Kay Bascom, our dear “over-the-hill” neighbor was calling. “Sara . . .” (pause). Not wanting to alarm Sara, but very concerned, Kay chose her words carefully. “I think . . . that maybe I am smelling smoke. Do you know if anyone is burning something?”
Sara, quick to hear the concern in Kay’s voice, looked out the window. “No, I don’t see anything,” she said cautiously, “but let me go up in the pasture and check. I’ll call you back if I see anything.”
Now it has never been a secret that Kay does not appreciate the controlled spring “pasture burning” process. In fact, there usually is a plan to have Kay busy in town when we plan a burn. But today, Kay and Sara were the lone occupants of their respective homes. After this fateful day, Sara joined the ranks of pasture burning naysayers.
Sara did, indeed, begin to smell smoke as she climbed the hill, and then see smoke, billows of smoke. Coming from the south the fire was raging toward the barn. Or so, at least, it appeared to her.
Since this episode was taking place long before cell phones were part of the normal communication process, Sara raced down the hill and into the house. Grabbing the phone, she dialed Kay’s number. “Yes!” she reported, out of breath and gasping for air. “There is a fire, and it is headed our way!”

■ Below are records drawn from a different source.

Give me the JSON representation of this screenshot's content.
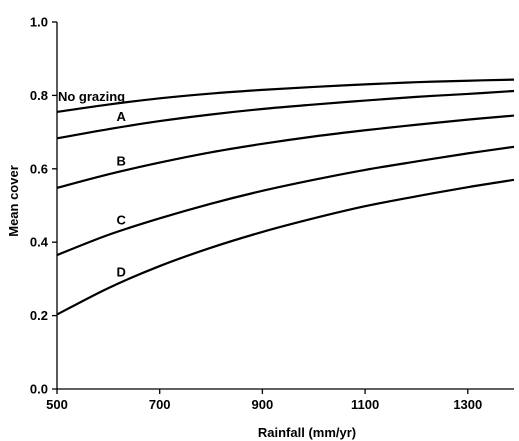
{
  "chart_data": {
    "type": "line",
    "title": "",
    "xlabel": "Rainfall (mm/yr)",
    "ylabel": "Mean cover",
    "xlim": [
      500,
      1390
    ],
    "ylim": [
      0.0,
      1.0
    ],
    "x_ticks": [
      500,
      700,
      900,
      1100,
      1300
    ],
    "y_ticks": [
      0.0,
      0.2,
      0.4,
      0.6,
      0.8,
      1.0
    ],
    "x_tick_labels": [
      "500",
      "700",
      "900",
      "1100",
      "1300"
    ],
    "y_tick_labels": [
      "0.0",
      "0.2",
      "0.4",
      "0.6",
      "0.8",
      "1.0"
    ],
    "grid": false,
    "legend": "none (curves labelled inline)",
    "x": [
      500,
      600,
      700,
      800,
      900,
      1000,
      1100,
      1200,
      1300,
      1390
    ],
    "series": [
      {
        "name": "No grazing",
        "values": [
          0.755,
          0.775,
          0.792,
          0.805,
          0.815,
          0.823,
          0.83,
          0.836,
          0.84,
          0.843
        ]
      },
      {
        "name": "A",
        "values": [
          0.683,
          0.708,
          0.73,
          0.748,
          0.763,
          0.775,
          0.786,
          0.796,
          0.804,
          0.812
        ]
      },
      {
        "name": "B",
        "values": [
          0.548,
          0.585,
          0.617,
          0.645,
          0.668,
          0.688,
          0.705,
          0.72,
          0.734,
          0.745
        ]
      },
      {
        "name": "C",
        "values": [
          0.365,
          0.42,
          0.465,
          0.505,
          0.54,
          0.57,
          0.597,
          0.62,
          0.642,
          0.66
        ]
      },
      {
        "name": "D",
        "values": [
          0.203,
          0.275,
          0.335,
          0.385,
          0.428,
          0.465,
          0.498,
          0.525,
          0.55,
          0.57
        ]
      }
    ]
  }
}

They quickly confirmed that Kay would call the fire company and Sara would call her dad. When Judd’s secretary answered the phone and told Sara that Judd was in a session, Sara left a desperate message: “The pasture is on fire and is headed toward the barn.”
Meanwhile Kay had dialed 911 and the fire trucks were on their way. Volunteers arrived first and determined that the fire was actually in the fields, and the structures around the house and barn were not in danger. However, in the fields above the barn the fire was barreling its way across the pasture. That wind that had seemed so playful on our trip home was creating chaos in our pasture.
Thinking it was a simple pasture fire, the firemen were quickly corrected by Kay. “You must stop it before it goes down into the woods.” Kay’s love for the chapel made it especially difficult for her to remain calm. “There is a structure in its path down in the ravine: a prayer chapel. Please stop that fire,” she begged.
I am sure those firemen had never considered a structure would have been erected in that ravine, let alone a prayer chapel; but rising to the occasion through Kay’s desperate pleas, and guided by her directions, those volunteers were able to get to the woods above the chapel, just as the structure received its first licks from the flames.
By the time Derrick and I had arrived, the remaining fire truck’s crew along with Kay were making sure that they had extinguished every last ember.
We never did determine how the fire had started, just that it had begun in our neighbor’s pasture, and with the wind coming from the south it had raced hungrily toward ours.
My reverie of remembrance was abruptly interrupted by a song. The chapel and the wooded hillside reverberated with the voices of our thankful group as Charles led us in singing, “Praise God from whom all blessings flow.” The prayers had been offered and the scripture read and a little bronze plaque had been nailed to the wood beside the charred hole. “Thou dost encompass me with deliverance.” Psalm 32:7, the plaque reads. Yes, even when we are unaware of the dangers that may threaten us, He does prepare a way of deliverance: someone who smells smoke, someone to put out the fire, a community of deliverers.
Leaving the chapel that day with this thankful group of friends, I turned to read the words inscribed above the chapel door, “Let him who is thirsty come; and whosoever will, let him take of the water of life freely.” Revelation 22:17. We were finding the sacred in the midst of the mundane once again.